AMD Equivalent: PPT, TDC, EDC
AMD uses a different naming system but the concept is identical:
| AMD Limit | Equivalent Intel | Description |
|---|---|---|
| PPT (Package Power Tracking) | PL1/PL2 | Total chip power budget |
| TDC (Thermal Design Current) | — | Sustained current to the CPU |
| EDC (Electrical Design Current) | PL4 | Peak instantaneous current |
On AMD, these are configured in Ryzen Master or the BIOS (AMD CBS → CPU Common Options → Custom Core Performance Boost).

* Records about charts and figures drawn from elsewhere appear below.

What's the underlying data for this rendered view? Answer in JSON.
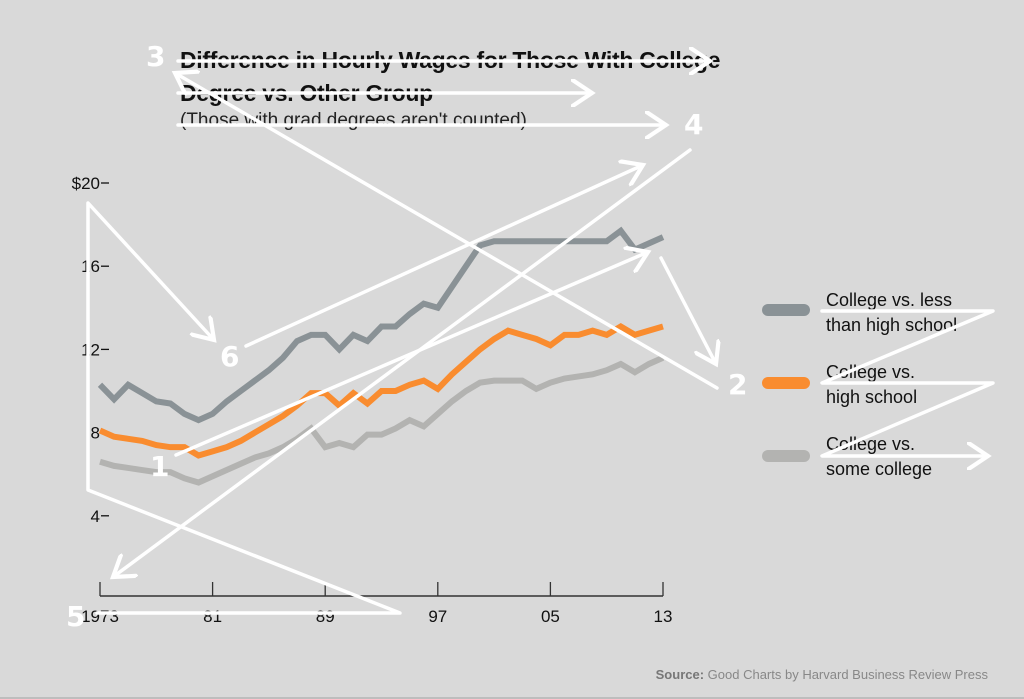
{
  "chart_data": {
    "type": "line",
    "title": "Difference in Hourly Wages for Those With College Degree vs. Other Group",
    "subtitle": "(Those with grad degrees aren't counted)",
    "xlabel": "",
    "ylabel": "",
    "ylim": [
      0,
      20
    ],
    "xlim": [
      1973,
      2013
    ],
    "grid": false,
    "legend_position": "right",
    "y_ticks": [
      20,
      16,
      12,
      8,
      4
    ],
    "y_tick_labels": [
      "$20",
      "16",
      "12",
      "8",
      "4"
    ],
    "x_ticks": [
      1973,
      1981,
      1989,
      1997,
      2005,
      2013
    ],
    "x_tick_labels": [
      "1973",
      "81",
      "89",
      "97",
      "05",
      "13"
    ],
    "x": [
      1973,
      1974,
      1975,
      1976,
      1977,
      1978,
      1979,
      1980,
      1981,
      1982,
      1983,
      1984,
      1985,
      1986,
      1987,
      1988,
      1989,
      1990,
      1991,
      1992,
      1993,
      1994,
      1995,
      1996,
      1997,
      1998,
      1999,
      2000,
      2001,
      2002,
      2003,
      2004,
      2005,
      2006,
      2007,
      2008,
      2009,
      2010,
      2011,
      2012,
      2013
    ],
    "series": [
      {
        "name": "College vs. less than high school",
        "color": "#8a9296",
        "values": [
          10.3,
          9.6,
          10.3,
          9.9,
          9.5,
          9.4,
          8.9,
          8.6,
          8.9,
          9.5,
          10.0,
          10.5,
          11.0,
          11.6,
          12.4,
          12.7,
          12.7,
          12.0,
          12.7,
          12.4,
          13.1,
          13.1,
          13.7,
          14.2,
          14.0,
          15.0,
          16.0,
          17.0,
          17.2,
          17.2,
          17.2,
          17.2,
          17.2,
          17.2,
          17.2,
          17.2,
          17.2,
          17.7,
          16.8,
          17.1,
          17.4
        ]
      },
      {
        "name": "College vs. high school",
        "color": "#f98c2f",
        "values": [
          8.1,
          7.8,
          7.7,
          7.6,
          7.4,
          7.3,
          7.3,
          6.9,
          7.1,
          7.3,
          7.6,
          8.0,
          8.4,
          8.8,
          9.3,
          9.9,
          9.9,
          9.3,
          9.9,
          9.4,
          10.0,
          10.0,
          10.3,
          10.5,
          10.1,
          10.8,
          11.4,
          12.0,
          12.5,
          12.9,
          12.7,
          12.5,
          12.2,
          12.7,
          12.7,
          12.9,
          12.7,
          13.1,
          12.7,
          12.9,
          13.1
        ]
      },
      {
        "name": "College vs. some college",
        "color": "#b3b3b1",
        "values": [
          6.6,
          6.4,
          6.3,
          6.2,
          6.1,
          6.1,
          5.8,
          5.6,
          5.9,
          6.2,
          6.5,
          6.8,
          7.0,
          7.3,
          7.7,
          8.2,
          7.3,
          7.5,
          7.3,
          7.9,
          7.9,
          8.2,
          8.6,
          8.3,
          8.9,
          9.5,
          10.0,
          10.4,
          10.5,
          10.5,
          10.5,
          10.1,
          10.4,
          10.6,
          10.7,
          10.8,
          11.0,
          11.3,
          10.9,
          11.3,
          11.6
        ]
      }
    ]
  },
  "legend": [
    {
      "line1": "College vs. less",
      "line2": "than high school"
    },
    {
      "line1": "College vs.",
      "line2": "high school"
    },
    {
      "line1": "College vs.",
      "line2": "some college"
    }
  ],
  "annotations": {
    "n1": "1",
    "n2": "2",
    "n3": "3",
    "n4": "4",
    "n5": "5",
    "n6": "6"
  },
  "source": {
    "label": "Source:",
    "text": " Good Charts by Harvard Business Review Press"
  }
}
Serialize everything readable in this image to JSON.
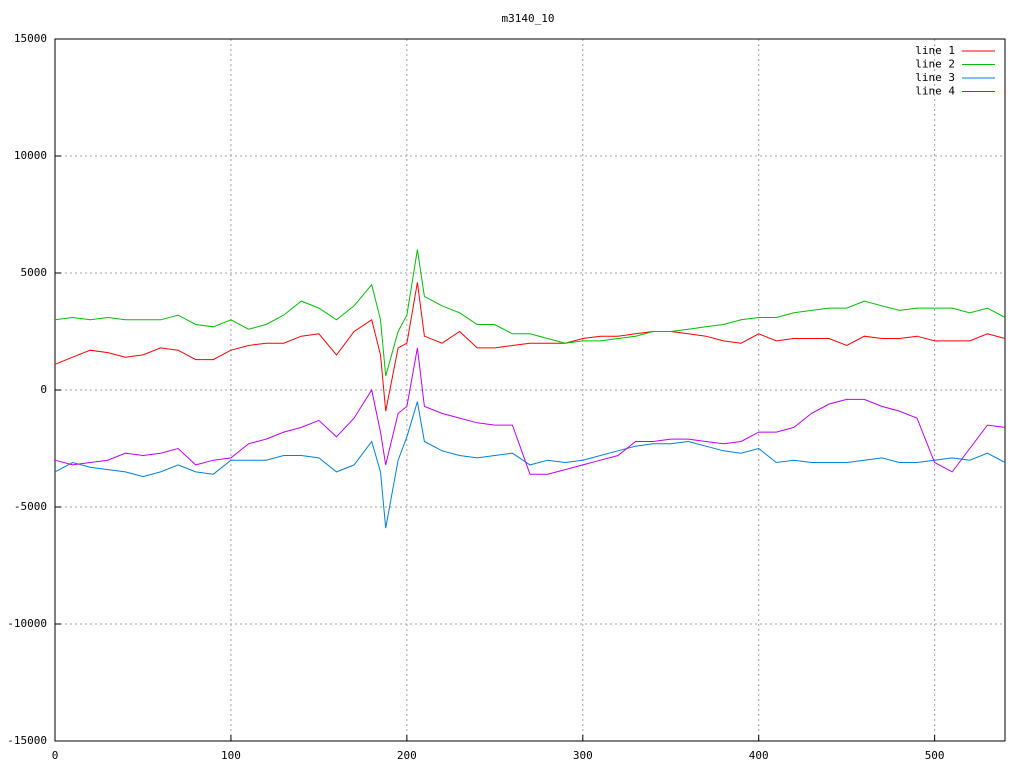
{
  "chart_data": {
    "type": "line",
    "title": "m3140_10",
    "x": [
      0,
      10,
      20,
      30,
      40,
      50,
      60,
      70,
      80,
      90,
      100,
      110,
      120,
      130,
      140,
      150,
      160,
      170,
      180,
      185,
      188,
      195,
      200,
      206,
      210,
      220,
      230,
      240,
      250,
      260,
      270,
      280,
      290,
      300,
      310,
      320,
      330,
      340,
      350,
      360,
      370,
      380,
      390,
      400,
      410,
      420,
      430,
      440,
      450,
      460,
      470,
      480,
      490,
      500,
      510,
      520,
      530,
      540
    ],
    "series": [
      {
        "name": "line 1",
        "color": "#ff0000",
        "values": [
          1100,
          1400,
          1700,
          1600,
          1400,
          1500,
          1800,
          1700,
          1300,
          1300,
          1700,
          1900,
          2000,
          2000,
          2300,
          2400,
          1500,
          2500,
          3000,
          1500,
          -900,
          1800,
          2000,
          4600,
          2300,
          2000,
          2500,
          1800,
          1800,
          1900,
          2000,
          2000,
          2000,
          2200,
          2300,
          2300,
          2400,
          2500,
          2500,
          2400,
          2300,
          2100,
          2000,
          2400,
          2100,
          2200,
          2200,
          2200,
          1900,
          2300,
          2200,
          2200,
          2300,
          2100,
          2100,
          2100,
          2400,
          2200
        ]
      },
      {
        "name": "line 2",
        "color": "#00c000",
        "values": [
          3000,
          3100,
          3000,
          3100,
          3000,
          3000,
          3000,
          3200,
          2800,
          2700,
          3000,
          2600,
          2800,
          3200,
          3800,
          3500,
          3000,
          3600,
          4500,
          3000,
          600,
          2500,
          3200,
          6000,
          4000,
          3600,
          3300,
          2800,
          2800,
          2400,
          2400,
          2200,
          2000,
          2100,
          2100,
          2200,
          2300,
          2500,
          2500,
          2600,
          2700,
          2800,
          3000,
          3100,
          3100,
          3300,
          3400,
          3500,
          3500,
          3800,
          3600,
          3400,
          3500,
          3500,
          3500,
          3300,
          3500,
          3100
        ]
      },
      {
        "name": "line 3",
        "color": "#0080e0",
        "values": [
          -3500,
          -3100,
          -3300,
          -3400,
          -3500,
          -3700,
          -3500,
          -3200,
          -3500,
          -3600,
          -3000,
          -3000,
          -3000,
          -2800,
          -2800,
          -2900,
          -3500,
          -3200,
          -2200,
          -3500,
          -5900,
          -3000,
          -2000,
          -500,
          -2200,
          -2600,
          -2800,
          -2900,
          -2800,
          -2700,
          -3200,
          -3000,
          -3100,
          -3000,
          -2800,
          -2600,
          -2400,
          -2300,
          -2300,
          -2200,
          -2400,
          -2600,
          -2700,
          -2500,
          -3100,
          -3000,
          -3100,
          -3100,
          -3100,
          -3000,
          -2900,
          -3100,
          -3100,
          -3000,
          -2900,
          -3000,
          -2700,
          -3100
        ]
      },
      {
        "name": "line 4",
        "color": "#c000ff",
        "values": [
          -3000,
          -3200,
          -3100,
          -3000,
          -2700,
          -2800,
          -2700,
          -2500,
          -3200,
          -3000,
          -2900,
          -2300,
          -2100,
          -1800,
          -1600,
          -1300,
          -2000,
          -1200,
          0,
          -1800,
          -3200,
          -1000,
          -700,
          1800,
          -700,
          -1000,
          -1200,
          -1400,
          -1500,
          -1500,
          -3600,
          -3600,
          -3400,
          -3200,
          -3000,
          -2800,
          -2200,
          -2200,
          -2100,
          -2100,
          -2200,
          -2300,
          -2200,
          -1800,
          -1800,
          -1600,
          -1000,
          -600,
          -400,
          -400,
          -700,
          -900,
          -1200,
          -3100,
          -3500,
          -2500,
          -1500,
          -1600
        ]
      }
    ],
    "xlim": [
      0,
      540
    ],
    "xticks": [
      0,
      100,
      200,
      300,
      400,
      500
    ],
    "ylim": [
      -15000,
      15000
    ],
    "yticks": [
      -15000,
      -10000,
      -5000,
      0,
      5000,
      10000,
      15000
    ],
    "grid": true,
    "legend": "top-right"
  }
}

Recommended Power Limit Scenarios
| Cooler | Recommended PL1 | Notes |
|---|---|---|
| 240mm AIO | 150–180W sustained | Monitor temps; set realistic ceiling |
| 360mm AIO | 200–250W sustained | Can handle most K-series CPUs at PL2 |
| High-end tower (NH-D15, Phantom Spirit) | 150–200W sustained | Depends on ambient temp |
| Stock cooler | Do not raise above default | Thermal headroom is extremely limited |
Conclusion
Power limits are the invisible governor on your CPU’s performance. On Intel systems especially, a CPU that throttles from PL2 to PL1 mid-gaming-session produces a very noticeable performance drop that driver updates and other tweaks won’t fix. Raising PL1 to match PL2 and extending Tau is one of the highest-impact BIOS changes you can make — provided your cooler is up to the task.